As a truck driver, you know your job is important. If you weren’t out there doing your job, people throughout the country would suffer without access to their daily necessities. Now global job search engine Adzuna confirms what we have always known.
The company conducted an analysis of patriotic jobs available across the United States, highlighting professions responsible for the maintenance and improvement of the country. The analysis identified truck drivers as the most in-demand patriotic job in the United States. Nurse practitioners, construction workers and teachers round out the top four high opportunity fields, making up 90 percent of patriotic jobs available today.
The research analyzed almost 3.5 million jobs currently advertised on Adzuna.com to identify the volume, sector and location of roles within public service. The analysis found 1,560,716 open patriotic roles in the US, with top vacancies in California, Texas, Illinois and Virginia. The average salaries of these jobs range from $42,675 to $104,675.
Truck drivers are responsible for the transportation of goods that keep the country functioning but, according to the US Department of Labor, driving a truck is the deadliest occupation in the US. This, coupled with low average salary rates, provides insight into the growing skills shortage in the industry and could explain why truck driving is at the top of the list for positions with the most available job vacancies, at 778,000. According to Adzuna, the most open driver positions are in Illinois.

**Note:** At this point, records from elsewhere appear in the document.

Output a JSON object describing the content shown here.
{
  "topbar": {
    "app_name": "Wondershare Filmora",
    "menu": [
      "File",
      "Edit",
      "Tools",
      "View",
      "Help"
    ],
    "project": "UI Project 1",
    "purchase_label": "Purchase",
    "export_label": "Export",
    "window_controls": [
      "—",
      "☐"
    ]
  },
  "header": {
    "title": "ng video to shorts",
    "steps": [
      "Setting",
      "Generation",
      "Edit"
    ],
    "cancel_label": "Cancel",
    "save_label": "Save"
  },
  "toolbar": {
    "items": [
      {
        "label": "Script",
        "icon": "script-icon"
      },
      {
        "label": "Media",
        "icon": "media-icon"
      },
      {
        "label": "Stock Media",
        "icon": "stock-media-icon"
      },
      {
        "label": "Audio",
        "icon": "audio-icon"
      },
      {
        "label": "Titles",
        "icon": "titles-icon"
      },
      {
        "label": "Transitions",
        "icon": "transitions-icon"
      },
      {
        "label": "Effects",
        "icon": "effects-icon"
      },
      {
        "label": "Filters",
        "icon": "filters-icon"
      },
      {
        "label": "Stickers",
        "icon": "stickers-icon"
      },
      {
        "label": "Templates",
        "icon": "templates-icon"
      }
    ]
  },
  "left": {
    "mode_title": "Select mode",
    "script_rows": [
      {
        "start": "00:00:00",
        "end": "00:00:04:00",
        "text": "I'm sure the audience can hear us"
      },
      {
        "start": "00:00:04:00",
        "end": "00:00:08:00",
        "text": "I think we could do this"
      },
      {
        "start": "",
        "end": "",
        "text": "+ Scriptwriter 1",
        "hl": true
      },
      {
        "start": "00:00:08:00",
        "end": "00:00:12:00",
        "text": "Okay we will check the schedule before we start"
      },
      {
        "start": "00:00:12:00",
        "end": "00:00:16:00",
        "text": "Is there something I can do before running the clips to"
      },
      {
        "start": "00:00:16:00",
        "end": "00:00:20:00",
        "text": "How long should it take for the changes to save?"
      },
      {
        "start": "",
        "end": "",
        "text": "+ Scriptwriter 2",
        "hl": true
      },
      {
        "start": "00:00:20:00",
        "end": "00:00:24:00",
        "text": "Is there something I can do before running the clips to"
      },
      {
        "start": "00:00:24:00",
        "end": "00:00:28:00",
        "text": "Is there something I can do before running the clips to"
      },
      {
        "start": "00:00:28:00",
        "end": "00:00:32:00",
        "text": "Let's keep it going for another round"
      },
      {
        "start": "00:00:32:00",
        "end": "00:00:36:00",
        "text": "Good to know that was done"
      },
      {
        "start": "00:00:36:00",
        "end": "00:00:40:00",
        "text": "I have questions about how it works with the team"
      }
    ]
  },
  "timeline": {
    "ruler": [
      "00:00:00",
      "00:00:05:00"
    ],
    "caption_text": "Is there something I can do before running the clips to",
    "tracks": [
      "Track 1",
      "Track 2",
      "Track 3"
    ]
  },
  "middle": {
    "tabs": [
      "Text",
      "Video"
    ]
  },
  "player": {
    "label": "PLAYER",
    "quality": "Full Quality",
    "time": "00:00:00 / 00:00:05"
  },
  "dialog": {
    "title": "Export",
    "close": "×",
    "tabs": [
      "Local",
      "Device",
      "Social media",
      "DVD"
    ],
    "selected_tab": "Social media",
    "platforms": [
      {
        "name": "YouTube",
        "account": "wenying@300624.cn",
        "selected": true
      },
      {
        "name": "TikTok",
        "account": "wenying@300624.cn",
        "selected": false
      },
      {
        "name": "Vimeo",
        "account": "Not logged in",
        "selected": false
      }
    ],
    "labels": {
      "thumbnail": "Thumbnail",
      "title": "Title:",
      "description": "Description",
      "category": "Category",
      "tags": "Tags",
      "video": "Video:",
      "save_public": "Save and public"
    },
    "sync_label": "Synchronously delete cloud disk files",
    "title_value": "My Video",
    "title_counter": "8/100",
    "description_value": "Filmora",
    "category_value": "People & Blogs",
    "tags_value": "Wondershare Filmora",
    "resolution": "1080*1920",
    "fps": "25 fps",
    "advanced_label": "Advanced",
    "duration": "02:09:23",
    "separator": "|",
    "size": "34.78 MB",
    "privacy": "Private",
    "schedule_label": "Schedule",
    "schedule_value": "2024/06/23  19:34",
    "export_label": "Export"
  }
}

First responders that provide medical and protective services for citizens, including nurse practitioners, emergency medical service professionals, police officers and firefighters, make up around 25 percent of the patriotic jobs available in the US. Texas, Illinois and Florida make up the top states with the most vacancies in the field.
Lily Valentin, US Country Manager at Adzuna, commented “Many patriotic positions entail thankless responsibilities that work toward the benefit and greater good of the country, often times at the expense of workers’ health, well-being or work-life balance. We depend on these professions to provide us with clean water, nourishment, enduring public infrastructure and protection from a range of threats and disasters. We salute the unsung heroes that work tirelessly to maintain and advance our country, especially those that stick around in the face of low wages and disappearing resources.”